"The King's Speech" was crowned best picture Sunday at an Academy Awards ceremony as precise as a state coronation
"The King's Speech" was crowned best picture Sunday at an Academy Awards ceremony as precise as a state coronation, the monarchy drama leading as expected with four Oscars and predictable favorites claiming acting honors.
Colin Firth as stammering British ruler George VI in "The King's Speech" earned the best-actor prize, while Natalie Portman won best actress as a delusional ballerina in "Black Swan."
The boxing drama "The Fighter" claimed both supporting-acting honors, for Christian Bale as a boxer-turned-drug-abuser and Melissa Leo as a boxing clan's domineering matriarch.
"The King's Speech" also won the directing prize for Tom Hooper and the original-screenplay Oscar for David Seidler, a boyhood stutterer himself.
"I have a feeling my career's just peaked," Firth said. "I'm afraid I have to warn you that I'm experiencing stirrings somewhere in the upper abdominals which are threatening to form themselves into dance moves."
Among those Portman beat was Annette Bening for "The Kids Are All Right." Bening now has lost all four times she's been nominated.
"Thank you so much.
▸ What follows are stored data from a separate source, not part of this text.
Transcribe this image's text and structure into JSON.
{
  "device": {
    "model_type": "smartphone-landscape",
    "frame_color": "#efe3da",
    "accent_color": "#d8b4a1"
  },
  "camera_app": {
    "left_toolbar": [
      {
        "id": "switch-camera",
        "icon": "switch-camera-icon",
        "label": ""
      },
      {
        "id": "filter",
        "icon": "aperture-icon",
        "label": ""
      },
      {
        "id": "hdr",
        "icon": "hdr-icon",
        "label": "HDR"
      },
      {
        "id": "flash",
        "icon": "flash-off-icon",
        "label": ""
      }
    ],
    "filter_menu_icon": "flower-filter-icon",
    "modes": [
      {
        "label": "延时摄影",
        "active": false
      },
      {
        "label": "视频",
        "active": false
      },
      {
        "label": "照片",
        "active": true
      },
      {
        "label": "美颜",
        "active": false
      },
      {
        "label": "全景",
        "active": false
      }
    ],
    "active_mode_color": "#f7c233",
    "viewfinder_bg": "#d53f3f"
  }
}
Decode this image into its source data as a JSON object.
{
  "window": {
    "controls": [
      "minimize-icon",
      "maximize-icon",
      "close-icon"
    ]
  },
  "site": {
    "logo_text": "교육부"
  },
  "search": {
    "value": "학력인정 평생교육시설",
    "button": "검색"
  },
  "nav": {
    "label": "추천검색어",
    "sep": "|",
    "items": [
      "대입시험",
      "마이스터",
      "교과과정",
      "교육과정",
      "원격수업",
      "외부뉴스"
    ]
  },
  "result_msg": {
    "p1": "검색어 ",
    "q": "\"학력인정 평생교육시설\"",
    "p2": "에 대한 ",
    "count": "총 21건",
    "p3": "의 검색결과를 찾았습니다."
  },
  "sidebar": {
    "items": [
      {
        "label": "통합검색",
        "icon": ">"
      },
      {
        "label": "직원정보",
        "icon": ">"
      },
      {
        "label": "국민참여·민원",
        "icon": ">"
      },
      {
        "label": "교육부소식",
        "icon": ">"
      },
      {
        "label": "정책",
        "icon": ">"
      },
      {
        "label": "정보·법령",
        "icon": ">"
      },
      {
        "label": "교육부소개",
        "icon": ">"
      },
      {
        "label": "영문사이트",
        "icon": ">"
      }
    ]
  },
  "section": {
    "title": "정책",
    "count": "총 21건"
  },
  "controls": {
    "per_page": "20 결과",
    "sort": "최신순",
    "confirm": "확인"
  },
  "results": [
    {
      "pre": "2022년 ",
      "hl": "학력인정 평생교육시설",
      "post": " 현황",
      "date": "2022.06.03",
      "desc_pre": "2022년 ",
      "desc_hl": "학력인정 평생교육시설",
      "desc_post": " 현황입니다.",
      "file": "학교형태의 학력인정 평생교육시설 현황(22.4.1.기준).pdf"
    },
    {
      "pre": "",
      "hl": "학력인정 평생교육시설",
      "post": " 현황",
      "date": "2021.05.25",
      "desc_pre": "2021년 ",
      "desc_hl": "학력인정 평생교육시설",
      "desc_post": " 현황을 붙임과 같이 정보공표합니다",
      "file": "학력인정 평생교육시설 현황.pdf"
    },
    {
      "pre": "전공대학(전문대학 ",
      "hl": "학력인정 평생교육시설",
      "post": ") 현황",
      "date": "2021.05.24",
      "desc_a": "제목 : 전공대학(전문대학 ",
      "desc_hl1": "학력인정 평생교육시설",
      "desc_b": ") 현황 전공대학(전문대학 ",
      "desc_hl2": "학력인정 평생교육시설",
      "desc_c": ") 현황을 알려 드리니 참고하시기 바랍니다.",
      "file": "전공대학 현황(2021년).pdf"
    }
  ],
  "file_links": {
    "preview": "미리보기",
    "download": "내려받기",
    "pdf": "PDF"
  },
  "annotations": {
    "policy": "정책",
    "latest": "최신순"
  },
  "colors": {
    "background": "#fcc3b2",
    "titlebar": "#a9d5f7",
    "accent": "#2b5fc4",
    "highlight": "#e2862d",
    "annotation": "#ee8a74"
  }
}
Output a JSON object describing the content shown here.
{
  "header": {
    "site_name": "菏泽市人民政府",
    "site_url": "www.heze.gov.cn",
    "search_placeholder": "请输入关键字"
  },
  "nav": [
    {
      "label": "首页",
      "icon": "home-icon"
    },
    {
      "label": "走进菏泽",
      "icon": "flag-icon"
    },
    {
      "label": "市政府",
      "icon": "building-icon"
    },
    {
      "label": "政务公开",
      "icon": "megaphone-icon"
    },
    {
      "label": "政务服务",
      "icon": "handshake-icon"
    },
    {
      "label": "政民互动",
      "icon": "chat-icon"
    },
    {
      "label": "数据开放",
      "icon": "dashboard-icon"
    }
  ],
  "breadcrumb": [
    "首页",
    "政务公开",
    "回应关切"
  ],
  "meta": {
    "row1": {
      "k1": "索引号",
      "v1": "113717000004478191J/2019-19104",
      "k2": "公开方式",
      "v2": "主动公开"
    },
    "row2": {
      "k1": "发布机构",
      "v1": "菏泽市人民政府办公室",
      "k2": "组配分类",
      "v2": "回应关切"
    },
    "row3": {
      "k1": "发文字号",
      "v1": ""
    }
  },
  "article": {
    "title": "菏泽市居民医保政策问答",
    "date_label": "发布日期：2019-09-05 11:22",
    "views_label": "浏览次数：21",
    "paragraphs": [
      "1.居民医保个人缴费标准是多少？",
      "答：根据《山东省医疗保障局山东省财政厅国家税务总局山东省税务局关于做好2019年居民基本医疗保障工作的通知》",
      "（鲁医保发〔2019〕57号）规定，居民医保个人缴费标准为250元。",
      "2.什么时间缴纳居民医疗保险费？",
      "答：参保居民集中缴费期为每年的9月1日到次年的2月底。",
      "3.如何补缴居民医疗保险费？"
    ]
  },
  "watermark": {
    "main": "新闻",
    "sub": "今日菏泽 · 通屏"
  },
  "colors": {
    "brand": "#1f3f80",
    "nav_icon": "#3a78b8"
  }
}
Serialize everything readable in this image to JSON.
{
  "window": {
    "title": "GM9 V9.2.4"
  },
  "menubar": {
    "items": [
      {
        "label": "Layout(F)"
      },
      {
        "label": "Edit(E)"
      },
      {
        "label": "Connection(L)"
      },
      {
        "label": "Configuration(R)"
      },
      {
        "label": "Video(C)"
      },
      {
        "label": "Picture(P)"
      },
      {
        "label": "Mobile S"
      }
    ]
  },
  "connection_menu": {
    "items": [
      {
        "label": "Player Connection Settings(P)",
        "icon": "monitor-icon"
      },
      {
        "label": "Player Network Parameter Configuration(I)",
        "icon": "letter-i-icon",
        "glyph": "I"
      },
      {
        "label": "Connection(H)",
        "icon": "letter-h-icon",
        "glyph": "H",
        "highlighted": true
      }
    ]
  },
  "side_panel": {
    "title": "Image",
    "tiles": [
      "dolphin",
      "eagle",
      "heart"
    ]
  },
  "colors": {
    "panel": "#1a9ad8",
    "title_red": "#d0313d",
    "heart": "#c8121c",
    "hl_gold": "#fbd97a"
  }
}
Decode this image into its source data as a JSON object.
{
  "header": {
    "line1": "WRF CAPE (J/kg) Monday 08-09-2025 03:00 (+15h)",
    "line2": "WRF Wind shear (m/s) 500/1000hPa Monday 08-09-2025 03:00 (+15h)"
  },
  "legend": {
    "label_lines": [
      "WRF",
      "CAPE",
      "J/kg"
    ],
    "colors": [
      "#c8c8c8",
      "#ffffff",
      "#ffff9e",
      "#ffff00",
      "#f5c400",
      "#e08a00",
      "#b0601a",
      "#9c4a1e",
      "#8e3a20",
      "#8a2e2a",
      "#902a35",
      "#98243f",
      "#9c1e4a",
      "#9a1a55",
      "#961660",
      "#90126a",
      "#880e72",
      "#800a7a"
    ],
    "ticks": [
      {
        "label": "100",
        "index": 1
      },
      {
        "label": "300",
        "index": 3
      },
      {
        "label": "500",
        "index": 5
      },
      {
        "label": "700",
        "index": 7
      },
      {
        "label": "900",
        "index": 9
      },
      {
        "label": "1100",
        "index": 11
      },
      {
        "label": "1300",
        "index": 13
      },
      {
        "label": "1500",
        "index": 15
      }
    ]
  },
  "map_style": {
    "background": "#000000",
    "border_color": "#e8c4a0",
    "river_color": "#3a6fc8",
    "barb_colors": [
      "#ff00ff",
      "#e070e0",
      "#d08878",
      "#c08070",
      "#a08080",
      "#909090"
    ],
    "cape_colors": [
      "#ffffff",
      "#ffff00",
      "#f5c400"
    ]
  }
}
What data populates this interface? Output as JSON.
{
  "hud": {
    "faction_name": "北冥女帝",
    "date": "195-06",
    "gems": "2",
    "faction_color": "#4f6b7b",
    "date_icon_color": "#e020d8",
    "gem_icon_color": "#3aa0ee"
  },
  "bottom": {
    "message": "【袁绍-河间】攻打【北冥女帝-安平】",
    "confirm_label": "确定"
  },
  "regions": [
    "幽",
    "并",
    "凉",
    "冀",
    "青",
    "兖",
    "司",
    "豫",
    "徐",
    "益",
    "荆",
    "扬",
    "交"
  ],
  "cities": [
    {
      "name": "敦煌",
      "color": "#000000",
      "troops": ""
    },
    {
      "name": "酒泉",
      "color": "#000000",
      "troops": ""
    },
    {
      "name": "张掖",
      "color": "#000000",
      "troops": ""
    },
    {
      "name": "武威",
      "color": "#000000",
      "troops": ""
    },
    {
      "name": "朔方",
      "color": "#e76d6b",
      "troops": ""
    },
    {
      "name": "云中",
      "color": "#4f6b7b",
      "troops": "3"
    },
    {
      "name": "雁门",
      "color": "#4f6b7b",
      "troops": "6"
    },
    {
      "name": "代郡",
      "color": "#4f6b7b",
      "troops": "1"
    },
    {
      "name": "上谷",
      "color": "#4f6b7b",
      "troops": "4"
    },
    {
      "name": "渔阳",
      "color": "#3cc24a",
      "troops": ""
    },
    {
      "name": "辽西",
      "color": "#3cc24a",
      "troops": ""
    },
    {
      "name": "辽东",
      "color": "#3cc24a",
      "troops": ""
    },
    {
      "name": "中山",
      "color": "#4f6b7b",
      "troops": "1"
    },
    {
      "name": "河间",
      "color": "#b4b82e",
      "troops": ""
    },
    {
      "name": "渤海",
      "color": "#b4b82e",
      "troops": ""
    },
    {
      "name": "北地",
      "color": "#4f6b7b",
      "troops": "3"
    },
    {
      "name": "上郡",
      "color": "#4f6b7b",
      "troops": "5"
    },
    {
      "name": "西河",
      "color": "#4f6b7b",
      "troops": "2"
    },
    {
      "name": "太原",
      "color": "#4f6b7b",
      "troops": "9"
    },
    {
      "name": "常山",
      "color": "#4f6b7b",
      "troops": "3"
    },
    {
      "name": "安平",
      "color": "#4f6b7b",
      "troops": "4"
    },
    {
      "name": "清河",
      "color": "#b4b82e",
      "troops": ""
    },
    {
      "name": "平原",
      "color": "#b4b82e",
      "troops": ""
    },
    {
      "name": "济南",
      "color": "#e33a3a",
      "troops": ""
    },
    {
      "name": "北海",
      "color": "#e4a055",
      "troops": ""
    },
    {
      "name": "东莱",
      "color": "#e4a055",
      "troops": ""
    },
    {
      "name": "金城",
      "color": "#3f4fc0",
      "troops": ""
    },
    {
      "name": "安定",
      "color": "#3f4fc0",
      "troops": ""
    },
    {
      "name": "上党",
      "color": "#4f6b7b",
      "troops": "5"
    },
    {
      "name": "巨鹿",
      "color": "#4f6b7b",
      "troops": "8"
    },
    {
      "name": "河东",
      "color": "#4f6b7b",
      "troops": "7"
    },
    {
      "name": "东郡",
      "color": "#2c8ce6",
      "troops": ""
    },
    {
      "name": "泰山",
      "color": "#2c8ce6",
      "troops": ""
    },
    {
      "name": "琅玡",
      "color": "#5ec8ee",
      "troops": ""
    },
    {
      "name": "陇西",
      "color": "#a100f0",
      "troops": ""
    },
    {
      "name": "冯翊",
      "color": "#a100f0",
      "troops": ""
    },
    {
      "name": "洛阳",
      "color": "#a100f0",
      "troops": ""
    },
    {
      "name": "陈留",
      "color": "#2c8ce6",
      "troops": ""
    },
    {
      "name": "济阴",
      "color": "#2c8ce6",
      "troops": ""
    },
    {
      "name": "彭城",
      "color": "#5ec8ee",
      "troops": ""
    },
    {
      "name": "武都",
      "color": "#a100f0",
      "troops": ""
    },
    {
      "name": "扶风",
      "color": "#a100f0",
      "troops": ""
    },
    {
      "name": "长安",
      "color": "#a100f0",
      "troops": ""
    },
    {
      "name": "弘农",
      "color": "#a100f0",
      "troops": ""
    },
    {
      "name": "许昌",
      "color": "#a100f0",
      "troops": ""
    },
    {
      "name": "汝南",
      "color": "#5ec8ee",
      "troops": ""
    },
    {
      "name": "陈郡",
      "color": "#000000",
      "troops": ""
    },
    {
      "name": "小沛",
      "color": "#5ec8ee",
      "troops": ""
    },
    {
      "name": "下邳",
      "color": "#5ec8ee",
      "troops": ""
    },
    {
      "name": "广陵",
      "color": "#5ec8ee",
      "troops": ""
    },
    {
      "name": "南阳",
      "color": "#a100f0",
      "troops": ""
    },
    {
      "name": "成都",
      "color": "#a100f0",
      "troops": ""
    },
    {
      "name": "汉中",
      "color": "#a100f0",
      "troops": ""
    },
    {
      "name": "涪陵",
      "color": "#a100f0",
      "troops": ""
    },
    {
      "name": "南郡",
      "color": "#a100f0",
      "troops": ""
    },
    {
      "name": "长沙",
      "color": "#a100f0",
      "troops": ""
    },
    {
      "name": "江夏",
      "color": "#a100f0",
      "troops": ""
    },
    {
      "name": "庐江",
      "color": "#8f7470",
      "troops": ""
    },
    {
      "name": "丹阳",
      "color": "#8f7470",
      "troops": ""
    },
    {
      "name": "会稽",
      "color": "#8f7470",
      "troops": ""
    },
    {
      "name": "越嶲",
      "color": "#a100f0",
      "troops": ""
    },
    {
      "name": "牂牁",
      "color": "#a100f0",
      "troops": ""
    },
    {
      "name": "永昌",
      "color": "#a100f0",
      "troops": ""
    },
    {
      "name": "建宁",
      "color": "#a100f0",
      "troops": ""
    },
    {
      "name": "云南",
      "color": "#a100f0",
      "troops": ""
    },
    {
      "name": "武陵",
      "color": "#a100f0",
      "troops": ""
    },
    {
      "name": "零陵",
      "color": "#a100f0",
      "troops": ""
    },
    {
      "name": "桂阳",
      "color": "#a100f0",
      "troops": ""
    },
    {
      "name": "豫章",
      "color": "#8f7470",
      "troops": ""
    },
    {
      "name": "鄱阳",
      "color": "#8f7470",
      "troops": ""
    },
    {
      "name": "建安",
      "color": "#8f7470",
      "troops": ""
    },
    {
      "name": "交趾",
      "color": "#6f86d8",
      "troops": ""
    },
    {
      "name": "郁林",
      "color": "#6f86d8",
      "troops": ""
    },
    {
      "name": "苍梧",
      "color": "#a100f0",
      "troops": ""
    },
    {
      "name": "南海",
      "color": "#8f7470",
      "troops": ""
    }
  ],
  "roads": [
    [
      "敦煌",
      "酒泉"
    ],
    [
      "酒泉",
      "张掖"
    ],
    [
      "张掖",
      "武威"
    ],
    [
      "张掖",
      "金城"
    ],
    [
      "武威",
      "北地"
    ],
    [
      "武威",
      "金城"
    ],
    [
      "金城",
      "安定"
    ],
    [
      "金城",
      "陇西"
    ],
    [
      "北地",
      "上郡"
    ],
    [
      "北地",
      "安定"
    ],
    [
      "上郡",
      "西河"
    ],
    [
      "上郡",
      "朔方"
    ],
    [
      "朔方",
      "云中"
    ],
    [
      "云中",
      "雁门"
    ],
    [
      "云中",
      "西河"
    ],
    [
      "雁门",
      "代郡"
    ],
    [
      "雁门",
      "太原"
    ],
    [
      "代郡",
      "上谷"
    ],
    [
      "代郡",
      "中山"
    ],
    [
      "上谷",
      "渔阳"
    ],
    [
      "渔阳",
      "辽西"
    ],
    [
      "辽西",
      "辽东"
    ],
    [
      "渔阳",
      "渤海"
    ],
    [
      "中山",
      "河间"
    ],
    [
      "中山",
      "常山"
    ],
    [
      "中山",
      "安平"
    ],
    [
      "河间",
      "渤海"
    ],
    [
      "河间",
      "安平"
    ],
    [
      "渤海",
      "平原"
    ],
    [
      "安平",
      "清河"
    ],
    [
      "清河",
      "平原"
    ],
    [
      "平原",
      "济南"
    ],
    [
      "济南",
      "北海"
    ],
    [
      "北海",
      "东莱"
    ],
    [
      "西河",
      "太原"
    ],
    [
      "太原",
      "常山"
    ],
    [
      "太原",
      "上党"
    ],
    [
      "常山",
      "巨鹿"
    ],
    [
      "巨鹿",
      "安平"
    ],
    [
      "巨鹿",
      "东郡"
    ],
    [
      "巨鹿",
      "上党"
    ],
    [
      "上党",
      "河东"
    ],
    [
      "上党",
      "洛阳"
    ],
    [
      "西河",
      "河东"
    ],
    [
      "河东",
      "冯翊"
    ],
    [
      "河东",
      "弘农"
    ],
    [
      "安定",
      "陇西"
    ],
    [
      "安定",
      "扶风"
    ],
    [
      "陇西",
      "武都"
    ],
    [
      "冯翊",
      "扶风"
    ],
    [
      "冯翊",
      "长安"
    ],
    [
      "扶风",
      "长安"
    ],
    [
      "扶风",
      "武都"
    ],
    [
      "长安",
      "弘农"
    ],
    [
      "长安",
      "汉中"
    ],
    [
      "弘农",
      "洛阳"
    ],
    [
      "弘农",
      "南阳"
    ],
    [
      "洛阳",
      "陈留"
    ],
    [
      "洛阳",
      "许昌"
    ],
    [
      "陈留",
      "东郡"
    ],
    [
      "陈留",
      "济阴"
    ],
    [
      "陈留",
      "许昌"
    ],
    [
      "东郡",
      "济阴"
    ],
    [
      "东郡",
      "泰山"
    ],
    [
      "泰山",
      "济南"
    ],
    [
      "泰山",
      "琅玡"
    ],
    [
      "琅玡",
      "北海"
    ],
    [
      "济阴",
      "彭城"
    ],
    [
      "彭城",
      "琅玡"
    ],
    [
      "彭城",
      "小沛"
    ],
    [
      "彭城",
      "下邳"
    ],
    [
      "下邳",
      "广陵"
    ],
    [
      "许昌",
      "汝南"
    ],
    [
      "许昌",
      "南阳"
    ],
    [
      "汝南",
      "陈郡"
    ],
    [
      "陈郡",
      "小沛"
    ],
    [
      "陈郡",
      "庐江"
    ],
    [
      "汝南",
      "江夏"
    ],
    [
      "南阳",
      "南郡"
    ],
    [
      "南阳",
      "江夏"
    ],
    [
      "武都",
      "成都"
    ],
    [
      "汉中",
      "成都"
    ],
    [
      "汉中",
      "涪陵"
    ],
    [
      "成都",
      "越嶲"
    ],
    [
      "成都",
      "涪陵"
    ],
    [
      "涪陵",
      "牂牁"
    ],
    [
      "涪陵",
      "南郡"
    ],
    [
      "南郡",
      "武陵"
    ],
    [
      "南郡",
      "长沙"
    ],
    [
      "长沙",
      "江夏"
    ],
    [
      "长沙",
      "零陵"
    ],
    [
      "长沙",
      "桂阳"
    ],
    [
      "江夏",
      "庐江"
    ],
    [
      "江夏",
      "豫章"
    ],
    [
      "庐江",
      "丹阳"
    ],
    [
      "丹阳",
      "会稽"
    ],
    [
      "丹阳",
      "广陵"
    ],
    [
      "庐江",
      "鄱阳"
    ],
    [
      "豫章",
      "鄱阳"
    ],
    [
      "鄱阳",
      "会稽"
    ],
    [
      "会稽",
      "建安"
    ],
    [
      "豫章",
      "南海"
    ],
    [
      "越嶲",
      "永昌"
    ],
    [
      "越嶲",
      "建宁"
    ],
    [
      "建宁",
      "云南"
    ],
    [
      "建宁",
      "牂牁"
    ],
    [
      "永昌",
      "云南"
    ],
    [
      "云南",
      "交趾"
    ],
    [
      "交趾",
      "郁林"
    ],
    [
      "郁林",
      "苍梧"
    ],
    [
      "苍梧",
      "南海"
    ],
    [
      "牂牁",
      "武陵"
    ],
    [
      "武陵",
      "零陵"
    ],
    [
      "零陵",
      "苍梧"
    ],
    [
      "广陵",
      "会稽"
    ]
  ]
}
This is insane, and I truly, sincerely wish that the prize tonight was to get to work with my fellow nominees. I'm so in awe of you," Portman said.
Network censors bleeped Leo for dropping the F-word during her speech. Backstage, she jokingly conceded it was "probably a very inappropriate place to use that particular word."
"Those words, I apologize to anyone that they offend. There is a great deal of the English language that is in my vernacular," Leo said.